That's the implication of a report from the free market think tank, the Centre for Policy Studies, which says that 53% of us are receiving more in benefits than we pay in taxes.
It is certainly a startling figure, quoted in the Times today, and it is derived from genuine numbers from the Office for National Statistics.
One wonders how the country in which this happens can survive. It's like the animal which eats itself.
Let's take a closer look, though.
The 53% takes into account not just the normal benefits you would expect (like housing and council tax support and child benefit) but also state pension and the perceived value of education and treatment from the NHS.
So if you send your children to school and go to the doctor or a hospital, or draw your pension, you are officially a leach on the state.
I have always thought it was weird that the State Retirement Pension was classed as a benefit. After all, you only get it in full if you have made sufficient National Insurance contributions.

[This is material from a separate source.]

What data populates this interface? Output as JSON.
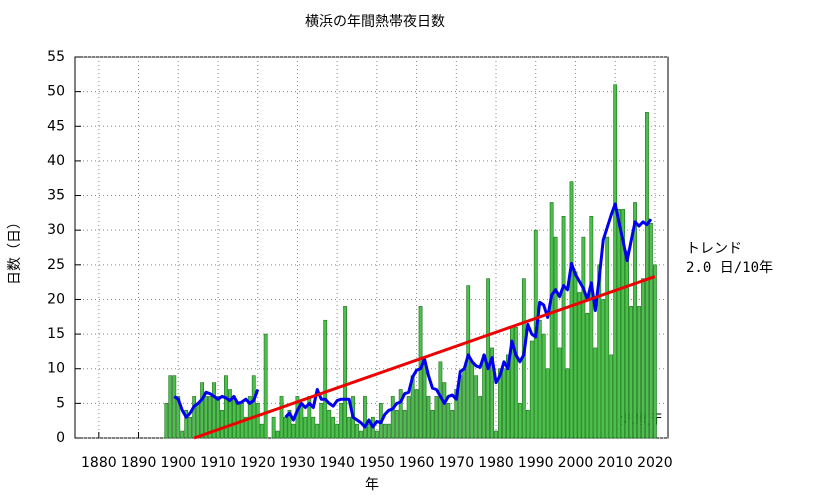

You get it because you've earned it.
The CPS admits that stripping out the growing numbers of pensioners, the proportion receiving more in benefit (still including education, health etc) falls to 39%.
But this figure, they say, has risen from 29% in 2001. In other words, sponging is getting worse anyway.
What else has changed since 2001, I wonder?
Well, there are 1 million more people unemployed, for starters. I imagine most of them are claiming one sort of benefit or another and earning very little.